Avec ma compagne, on a traversé les semaines suivantes comme dans un mauvais rêve : on n’a pas pu vendre le moindre légume, on a dû détruire tous ceux qui étaient en plein champ. Ça représentait toute une année de travail. Ici, de la semence à la récolte, on fait tout à la main… C’était dur. On ne dormait plus, on s’est demandé ce qu’on allait devenir. »

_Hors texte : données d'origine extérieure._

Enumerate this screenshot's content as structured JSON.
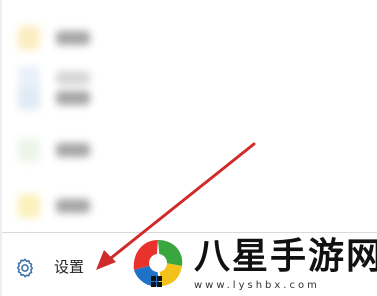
{
  "menu": {
    "items": [
      {
        "icon": "blurred-app-icon",
        "color": "#fbe9b7"
      },
      {
        "icon": "blurred-app-icon",
        "color": "#e6eef8"
      },
      {
        "icon": "blurred-app-icon",
        "color": "#dbe6f3"
      },
      {
        "icon": "blurred-app-icon",
        "color": "#e9f3e6"
      },
      {
        "icon": "blurred-app-icon",
        "color": "#fbeeb0"
      }
    ],
    "settings": {
      "label": "设置",
      "icon": "gear-icon",
      "icon_color": "#3a6ea5"
    }
  },
  "annotation": {
    "arrow_color": "#d12a2a"
  },
  "watermark": {
    "title": "八星手游网",
    "url": "www.lyshbx.com",
    "logo_colors": [
      "#e8322b",
      "#3aa63f",
      "#1e73c9",
      "#f2c21a"
    ]
  }
}
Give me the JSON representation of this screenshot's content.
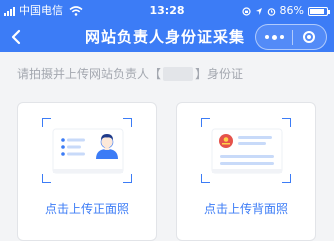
{
  "status_bar": {
    "carrier": "中国电信",
    "time": "13:28",
    "battery": "86%",
    "battery_level": 0.86
  },
  "nav": {
    "title": "网站负责人身份证采集",
    "back_icon": "chevron-left-icon",
    "more_icon": "more-dots-icon",
    "close_icon": "target-close-icon"
  },
  "instruction": {
    "before": "请拍摄并上传网站负责人【",
    "after": "】身份证"
  },
  "cards": {
    "front_label": "点击上传正面照",
    "back_label": "点击上传背面照"
  },
  "colors": {
    "primary": "#3c7cf6",
    "emblem": "#e5534b",
    "line_light": "#c8daf9"
  }
}
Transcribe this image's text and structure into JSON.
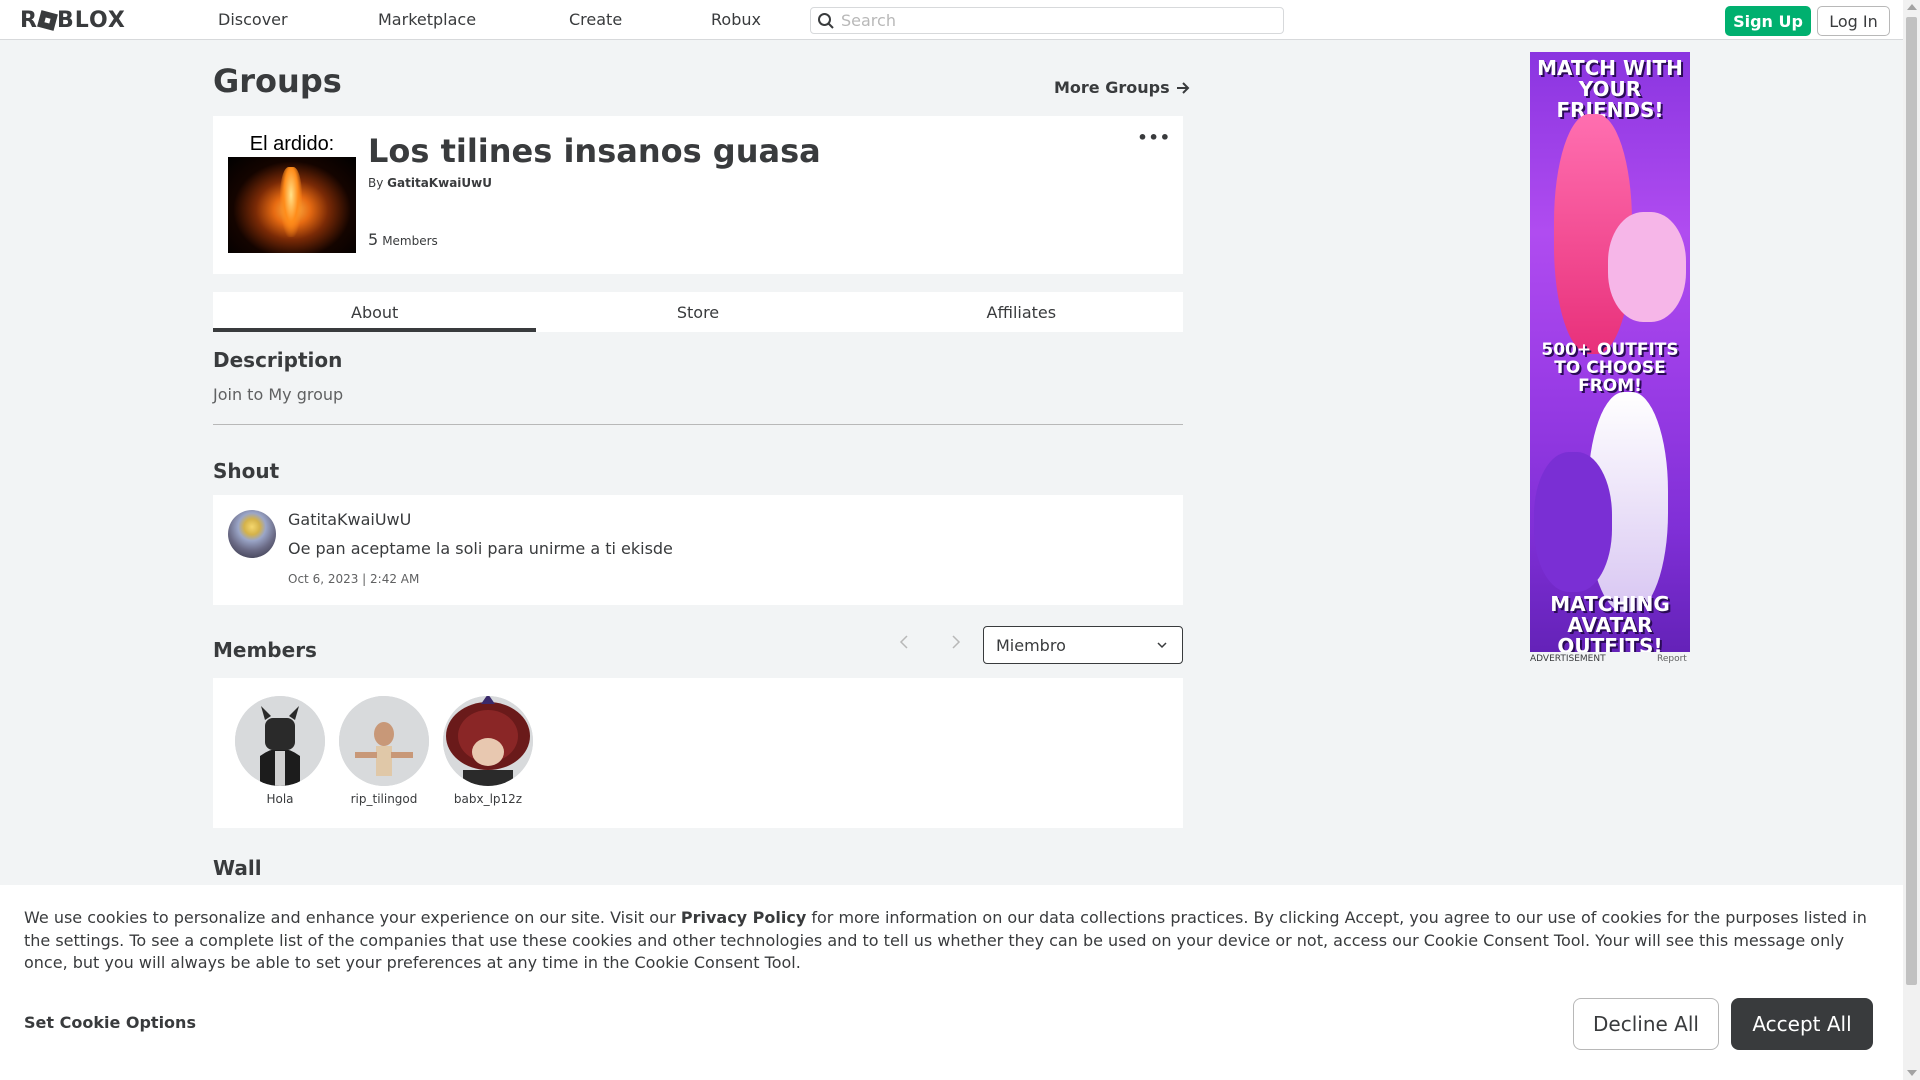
{
  "nav": {
    "logo": "ROBLOX",
    "links": [
      "Discover",
      "Marketplace",
      "Create",
      "Robux"
    ],
    "search_placeholder": "Search",
    "signup": "Sign Up",
    "login": "Log In"
  },
  "page": {
    "title": "Groups",
    "more_groups": "More Groups"
  },
  "group": {
    "emblem_caption": "El ardido:",
    "name": "Los tilines insanos guasa",
    "owner_prefix": "By",
    "owner": "GatitaKwaiUwU",
    "member_count": "5",
    "member_label": "Members",
    "menu": "•••"
  },
  "tabs": [
    "About",
    "Store",
    "Affiliates"
  ],
  "about": {
    "description_title": "Description",
    "description": "Join to My group",
    "shout_title": "Shout",
    "shout": {
      "user": "GatitaKwaiUwU",
      "body": "Oe pan aceptame la soli para unirme a ti ekisde",
      "date": "Oct 6, 2023 | 2:42 AM"
    },
    "members_title": "Members",
    "role_filter": "Miembro",
    "members": [
      {
        "name": "Hola"
      },
      {
        "name": "rip_tilingod"
      },
      {
        "name": "babx_lp12z"
      }
    ],
    "wall_title": "Wall"
  },
  "ad": {
    "line1": "MATCH WITH YOUR FRIENDS!",
    "line2": "500+ OUTFITS TO CHOOSE FROM!",
    "line3": "MATCHING AVATAR OUTFITS!",
    "label": "ADVERTISEMENT",
    "report": "Report"
  },
  "cookie": {
    "text_before": "We use cookies to personalize and enhance your experience on our site. Visit our ",
    "link": "Privacy Policy",
    "text_after": " for more information on our data collections practices. By clicking Accept, you agree to our use of cookies for the purposes listed in the settings. To see a complete list of the companies that use these cookies and other technologies and to tell us whether they can be used on your device or not, access our Cookie Consent Tool. Your will see this message only once, but you will always be able to set your preferences at any time in the Cookie Consent Tool.",
    "set_options": "Set Cookie Options",
    "decline": "Decline All",
    "accept": "Accept All"
  },
  "colors": {
    "accent_green": "#00b06f",
    "dark": "#393b3d",
    "background": "#f2f4f5"
  }
}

En janvier, il a été indemnisé par Lubrizol, « pour une somme modique, qui rembourse à peine le chiffre d’affaires du mois d’interdiction de vente » et s’est engagé, en contrepartie, à ne pas poursuivre l’entreprise en justice. « J’ai les boules, mais j’ai signé leur papelard, c’était une question de survie, dit-il. Si j’avais pu les poursuivre, je l’aurais fait. Ils nous ont salis, les clients ont mis du temps à revenir. »

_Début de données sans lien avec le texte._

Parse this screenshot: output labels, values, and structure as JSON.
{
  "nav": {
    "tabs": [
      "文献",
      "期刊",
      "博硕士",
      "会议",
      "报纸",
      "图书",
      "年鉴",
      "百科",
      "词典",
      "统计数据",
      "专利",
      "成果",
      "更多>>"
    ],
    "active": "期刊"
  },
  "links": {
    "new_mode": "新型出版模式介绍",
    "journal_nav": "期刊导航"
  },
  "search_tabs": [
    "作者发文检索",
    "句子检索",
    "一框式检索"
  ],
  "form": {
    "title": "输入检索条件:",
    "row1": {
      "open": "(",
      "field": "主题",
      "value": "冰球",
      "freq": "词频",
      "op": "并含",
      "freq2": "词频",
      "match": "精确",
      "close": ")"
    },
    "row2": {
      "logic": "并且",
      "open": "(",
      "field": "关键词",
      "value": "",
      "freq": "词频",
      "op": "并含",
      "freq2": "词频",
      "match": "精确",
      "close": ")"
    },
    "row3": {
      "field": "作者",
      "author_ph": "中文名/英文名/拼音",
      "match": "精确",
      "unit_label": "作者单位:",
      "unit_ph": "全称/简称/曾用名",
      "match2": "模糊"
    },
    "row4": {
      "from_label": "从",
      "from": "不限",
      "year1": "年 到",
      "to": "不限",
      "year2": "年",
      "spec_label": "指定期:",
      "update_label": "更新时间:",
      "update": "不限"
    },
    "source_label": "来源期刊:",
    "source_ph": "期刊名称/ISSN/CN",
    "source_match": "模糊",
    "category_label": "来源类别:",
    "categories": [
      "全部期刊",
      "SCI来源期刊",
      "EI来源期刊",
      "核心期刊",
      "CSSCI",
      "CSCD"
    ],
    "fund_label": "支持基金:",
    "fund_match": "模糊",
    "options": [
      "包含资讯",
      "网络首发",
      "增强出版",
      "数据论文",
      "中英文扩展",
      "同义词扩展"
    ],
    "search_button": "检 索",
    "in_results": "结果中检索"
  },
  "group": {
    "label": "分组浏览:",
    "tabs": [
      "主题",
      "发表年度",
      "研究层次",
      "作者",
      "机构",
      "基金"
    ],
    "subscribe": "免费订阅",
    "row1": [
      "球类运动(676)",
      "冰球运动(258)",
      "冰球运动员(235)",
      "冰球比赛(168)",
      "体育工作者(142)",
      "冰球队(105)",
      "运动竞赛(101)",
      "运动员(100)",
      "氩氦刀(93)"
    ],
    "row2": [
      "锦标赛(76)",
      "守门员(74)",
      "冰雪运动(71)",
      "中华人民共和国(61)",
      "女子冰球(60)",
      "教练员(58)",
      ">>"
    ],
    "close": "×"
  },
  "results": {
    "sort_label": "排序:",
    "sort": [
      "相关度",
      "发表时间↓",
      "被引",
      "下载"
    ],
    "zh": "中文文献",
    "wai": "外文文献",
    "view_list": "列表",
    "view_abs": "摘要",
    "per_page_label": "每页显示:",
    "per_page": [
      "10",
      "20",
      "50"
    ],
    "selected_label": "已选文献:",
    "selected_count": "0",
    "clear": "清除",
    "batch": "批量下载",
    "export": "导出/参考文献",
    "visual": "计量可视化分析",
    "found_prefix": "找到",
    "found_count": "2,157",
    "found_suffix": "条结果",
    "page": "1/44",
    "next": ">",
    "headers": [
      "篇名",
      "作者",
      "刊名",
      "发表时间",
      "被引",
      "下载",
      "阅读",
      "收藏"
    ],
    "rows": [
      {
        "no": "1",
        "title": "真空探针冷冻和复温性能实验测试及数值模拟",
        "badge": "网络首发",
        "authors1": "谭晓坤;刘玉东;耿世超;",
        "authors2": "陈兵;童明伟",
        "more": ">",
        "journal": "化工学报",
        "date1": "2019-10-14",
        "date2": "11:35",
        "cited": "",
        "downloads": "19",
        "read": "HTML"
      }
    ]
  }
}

Marie : « On a fait le choix de rester, parce qu’on ne pouvait pas abandonner mes parents » 

Marie Mabille est coordinatrice du réseau Amap en Haute-Normandie.

« Chez moi, ça a longtemps senti comme dans une station essence », dit Marie Mabille, qui habite la commune de Bois-Guillaume, dans les hauteurs de Rouen. « Le jour où Lubrizol a explosé, j’étais tourmentée par une question : “Qu’est-ce qui brûle ?” On a appris plus tard que c’étaient des substances cancérogènes, toxiques. » Elle a craint, aussi, « une réaction en chaîne, que les usines pètent en cascade, vu la proximité entre les sites Seveso. De là, tu te dis : “On s’en va, ou on reste ?” Les voisins qui l’ont pu sont partis, mais nous on a fait le choix de rester, parce qu’on ne pouvait pas abandonner mes parents. »

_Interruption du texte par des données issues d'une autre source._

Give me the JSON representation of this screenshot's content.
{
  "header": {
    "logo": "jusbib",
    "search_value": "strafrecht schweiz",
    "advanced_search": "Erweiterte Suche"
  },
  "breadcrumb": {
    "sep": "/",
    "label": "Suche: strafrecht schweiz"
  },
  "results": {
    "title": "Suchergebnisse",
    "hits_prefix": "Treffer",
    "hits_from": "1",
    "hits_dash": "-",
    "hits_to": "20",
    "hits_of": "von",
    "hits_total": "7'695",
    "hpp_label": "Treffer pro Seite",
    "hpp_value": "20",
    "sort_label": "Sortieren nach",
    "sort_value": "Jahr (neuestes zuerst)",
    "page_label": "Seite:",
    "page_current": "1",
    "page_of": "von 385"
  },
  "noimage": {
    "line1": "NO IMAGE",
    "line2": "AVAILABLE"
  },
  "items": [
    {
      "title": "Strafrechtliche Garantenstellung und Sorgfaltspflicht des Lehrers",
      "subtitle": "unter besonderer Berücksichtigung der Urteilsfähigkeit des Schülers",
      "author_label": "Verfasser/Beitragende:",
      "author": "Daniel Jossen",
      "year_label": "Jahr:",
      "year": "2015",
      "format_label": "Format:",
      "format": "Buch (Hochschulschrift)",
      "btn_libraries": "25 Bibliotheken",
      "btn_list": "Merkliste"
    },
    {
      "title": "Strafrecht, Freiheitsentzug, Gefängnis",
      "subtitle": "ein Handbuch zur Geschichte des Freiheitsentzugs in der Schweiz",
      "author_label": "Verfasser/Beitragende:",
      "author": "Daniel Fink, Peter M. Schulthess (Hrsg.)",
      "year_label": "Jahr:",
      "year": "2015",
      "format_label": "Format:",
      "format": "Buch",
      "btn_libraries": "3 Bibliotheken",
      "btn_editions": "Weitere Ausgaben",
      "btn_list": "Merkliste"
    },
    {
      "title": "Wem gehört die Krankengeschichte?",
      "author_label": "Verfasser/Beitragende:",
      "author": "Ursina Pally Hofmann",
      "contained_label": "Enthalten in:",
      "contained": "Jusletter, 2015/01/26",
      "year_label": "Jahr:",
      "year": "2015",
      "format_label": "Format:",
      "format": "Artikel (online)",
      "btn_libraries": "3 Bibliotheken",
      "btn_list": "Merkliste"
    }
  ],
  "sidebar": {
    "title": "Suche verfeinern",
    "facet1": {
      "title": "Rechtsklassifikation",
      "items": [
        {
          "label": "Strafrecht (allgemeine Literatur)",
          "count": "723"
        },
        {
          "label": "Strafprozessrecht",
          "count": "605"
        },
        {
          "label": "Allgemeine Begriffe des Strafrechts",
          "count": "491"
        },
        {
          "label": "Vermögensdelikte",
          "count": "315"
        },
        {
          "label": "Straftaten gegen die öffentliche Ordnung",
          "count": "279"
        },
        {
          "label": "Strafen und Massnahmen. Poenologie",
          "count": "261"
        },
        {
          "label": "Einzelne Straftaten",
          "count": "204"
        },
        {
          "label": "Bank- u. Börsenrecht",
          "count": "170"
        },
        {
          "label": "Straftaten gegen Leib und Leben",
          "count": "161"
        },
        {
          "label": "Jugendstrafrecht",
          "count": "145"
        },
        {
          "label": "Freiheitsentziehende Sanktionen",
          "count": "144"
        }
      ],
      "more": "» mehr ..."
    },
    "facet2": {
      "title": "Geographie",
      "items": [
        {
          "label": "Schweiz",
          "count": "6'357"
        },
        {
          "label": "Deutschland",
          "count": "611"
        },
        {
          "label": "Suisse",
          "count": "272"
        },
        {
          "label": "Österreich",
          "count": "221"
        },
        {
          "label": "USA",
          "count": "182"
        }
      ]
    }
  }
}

Coordinatrice du réseau des associations pour le maintien d’une agriculture paysanne (Amap) en Haute-Normandie, et elle-même responsable de l’Amap Plateaux nord, à Mont-Saint-Aignan, elle s’est vite rendue compte que l’incendie allait court-circuiter les circuits courts. « Douze Amap, dont les producteurs étaient dans le panache, ont dû stopper les distributions, sauf pour les produits sous serre, se souvient-elle. Là, on l’a eu mauvaise. On s’est battu pendant des années pour proposer au plus grand nombre une alimentation saine, bio, et les hydrocarbures de Lubrizol ont pourri notre travail. L’image des circuits courts a été entachée à l’avantage des grandes surfaces. Heureusement, ça va un peu mieux depuis le confinement. La redécouverte des produits locaux a changé la donne. »


Vanessa : « Ces derniers mois, on a ressenti des maux de ventre, des vomissements, des étourdissements… »

Vanessa Moreira Fernandes et ses enfants habitent l’aire d’accueil des gens du voyage voisine de l’usine Lubrizol.

« Depuis Lubrizol, rien n’a changé : nous vivons toujours sur cette aire d’accueil sale et délabrée, sur une zone non habitable, à côté de ces foutues usines », dit Vanessa, voyageuse dont la caravane est posée, depuis douze ans, à 400 mètres de l’usine Lubrizol.

Le 26 septembre 2019, et les jours qui ont suivi, elle estime que les autorités ont « complètement oublié les gens du voyage ». « Normalement, quand une usine Seveso explose, les riverains sont censés être mis à l’abri. Nous sommes les plus proches et n’avons même pas été évacués. À leurs yeux, on est invisibles. » Le matin, le gardien de l’aire d’accueil leur a bien demandé de rester confinés dans leurs caravanes, « mais nos murs sont fins, ça ne sert à rien de rester cloîtrés là-dedans ». Et « si nous voulions partir, poursuit-elle, c’était à pied. Les caravanes devaient rester ici. On ne pouvait pas accepter, ce sont nos maisons ! »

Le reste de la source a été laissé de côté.